Why You Shouldn’t Drive Down a Flooded Street

10/23/2021 (Permalink)

Flooded road. A flooded road can damage your car leading to permanent damage.

Floodwaters in Ogden, UT, can arise from heavy rainfall, broken water pipes, or overflowing bodies of water. When you have somewhere you need to be, and you're just ready to get there, driving down a flooded street can be tempting. It may look OK from your steering wheel, but it can actually be perilous. Here are just a few reasons why you should never drive down flooded roads.

1. It Can Be Deeper Than You Realize

It can be challenging to determine how deep water is when you encounter it on the road. Even if it appears shallow, the road surface and underlying ground could have washed away, making the water much deeper.

2. You Can Quickly Lose Control

Six inches of water can touch the bottom of the typical car and cause stalling and even loss of control. Most vehicles will float if they come into contact with one foot of water, and two feet of rushing water can sweep away even large trucks and SUVs.

3. You Can't Always See What's Below

You can't see what's underneath murky floodwaters. Therefore, it can be frightening to think about having no control over where your car is being carried and not knowing what you could run into that could hurt you, your vehicle, or others.

4. It Can Destroy Your Car

Floodwaters can not only do immediate damage to your car, but they can also have lingering effects that may not show up for months. You may have everything from cosmetic damage to engine damage and electrical short-circuiting.

Flood damage experts will tell you to never drive in water that you don't know the depth of. However, there are times when you may already be in it when it floods.

Travel Tips for a Safe Journey in Bad Weather

1. Turn Around

Avoid fast-moving floodwaters. They can carry even large vehicles with ease. Floodwater can even flip a car in as little as 12 inches.

2. If There's No Alternate Route, Take Shelter

If there's no alternate route to take, get out of your vehicle and move to higher ground. Wait until you can safely travel to get back in your car.

3. Travel Slowly

Enter a road as slowly as possible, usually at 1-2 mph). Cross a flooded street at a maximum speed of 3-4 mph. Cars should take turns crossing the road one by one, providing plenty of room and time for each vehicle to pass through.

4. Watch for Obstructions

Floodwaters are usually murky, meaning you won't be able to see what's underneath the water. You will not only have to worry about what is underneath but also what is floating at the surface.
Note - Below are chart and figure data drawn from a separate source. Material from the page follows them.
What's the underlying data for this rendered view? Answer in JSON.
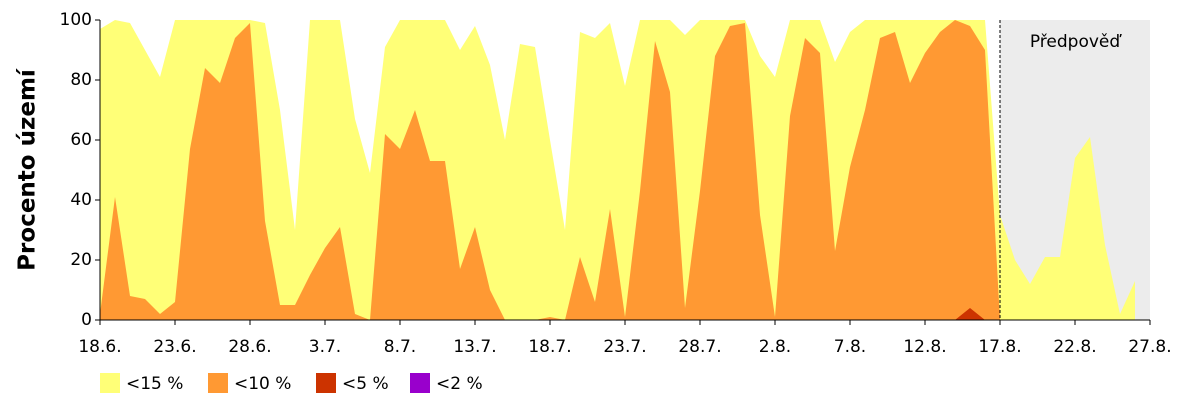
{
  "chart_data": {
    "type": "area",
    "y_label": "Procento území",
    "categories": [
      "18.6.",
      null,
      null,
      null,
      null,
      "23.6.",
      null,
      null,
      null,
      null,
      "28.6.",
      null,
      null,
      null,
      null,
      "3.7.",
      null,
      null,
      null,
      null,
      "8.7.",
      null,
      null,
      null,
      null,
      "13.7.",
      null,
      null,
      null,
      null,
      "18.7.",
      null,
      null,
      null,
      null,
      "23.7.",
      null,
      null,
      null,
      null,
      "28.7.",
      null,
      null,
      null,
      null,
      "2.8.",
      null,
      null,
      null,
      null,
      "7.8.",
      null,
      null,
      null,
      null,
      "12.8.",
      null,
      null,
      null,
      null,
      "17.8.",
      null,
      null,
      null,
      null,
      "22.8.",
      null,
      null,
      null,
      null,
      "27.8."
    ],
    "series": [
      {
        "name": "<15 %",
        "color": "#ffff77",
        "values": [
          97,
          100,
          99,
          90,
          81,
          100,
          100,
          100,
          100,
          100,
          100,
          99,
          70,
          30,
          100,
          100,
          100,
          67,
          49,
          91,
          100,
          100,
          100,
          100,
          90,
          98,
          85,
          60,
          92,
          91,
          60,
          30,
          96,
          94,
          99,
          78,
          100,
          100,
          100,
          95,
          100,
          100,
          100,
          100,
          88,
          81,
          100,
          100,
          100,
          86,
          96,
          100,
          100,
          100,
          100,
          100,
          100,
          100,
          100,
          100,
          35,
          20,
          12,
          21,
          21,
          54,
          61,
          25,
          2,
          13,
          null
        ]
      },
      {
        "name": "<10 %",
        "color": "#ff9933",
        "values": [
          2,
          41,
          8,
          7,
          2,
          6,
          57,
          84,
          79,
          94,
          99,
          33,
          5,
          5,
          15,
          24,
          31,
          2,
          0,
          62,
          57,
          70,
          53,
          53,
          17,
          31,
          10,
          0,
          0,
          0,
          1,
          0,
          21,
          6,
          37,
          1,
          43,
          93,
          76,
          4,
          43,
          88,
          98,
          99,
          35,
          1,
          68,
          94,
          89,
          23,
          51,
          70,
          94,
          96,
          79,
          89,
          96,
          100,
          98,
          90,
          0,
          null,
          null,
          null,
          null,
          null,
          null,
          null,
          null,
          null,
          null
        ]
      },
      {
        "name": "<5 %",
        "color": "#cc3300",
        "values": [
          0,
          0,
          0,
          0,
          0,
          0,
          0,
          0,
          0,
          0,
          0,
          0,
          0,
          0,
          0,
          0,
          0,
          0,
          0,
          0,
          0,
          0,
          0,
          0,
          0,
          0,
          0,
          0,
          0,
          0,
          0,
          0,
          0,
          0,
          0,
          0,
          0,
          0,
          0,
          0,
          0,
          0,
          0,
          0,
          0,
          0,
          0,
          0,
          0,
          0,
          0,
          0,
          0,
          0,
          0,
          0,
          0,
          0,
          4,
          0,
          0,
          null,
          null,
          null,
          null,
          null,
          null,
          null,
          null,
          null,
          null
        ]
      },
      {
        "name": "<2 %",
        "color": "#9900cc",
        "values": [
          0,
          0,
          0,
          0,
          0,
          0,
          0,
          0,
          0,
          0,
          0,
          0,
          0,
          0,
          0,
          0,
          0,
          0,
          0,
          0,
          0,
          0,
          0,
          0,
          0,
          0,
          0,
          0,
          0,
          0,
          0,
          0,
          0,
          0,
          0,
          0,
          0,
          0,
          0,
          0,
          0,
          0,
          0,
          0,
          0,
          0,
          0,
          0,
          0,
          0,
          0,
          0,
          0,
          0,
          0,
          0,
          0,
          0,
          0,
          0,
          0,
          null,
          null,
          null,
          null,
          null,
          null,
          null,
          null,
          null,
          null
        ]
      }
    ],
    "forecast": {
      "label": "Předpověď",
      "start": "17.8.",
      "color": "#ececec"
    },
    "ylim": [
      0,
      100
    ],
    "yticks": [
      0,
      20,
      40,
      60,
      80,
      100
    ]
  }
}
Large tree branches, other vehicles, and various other hazards could be floating in the water. You also need to look out for obstacles, such as trees, buildings, and parked cars, that you could run into after losing control of your vehicle.

5. Dry Your Brakes

Once you're out of the water, lightly tap the brakes slowly several times. This will help dry the brakes.

You should avoid traveling down a flooded street at all costs. Now you know why it can be hazardous and how to navigate enough to safely make it to a stop.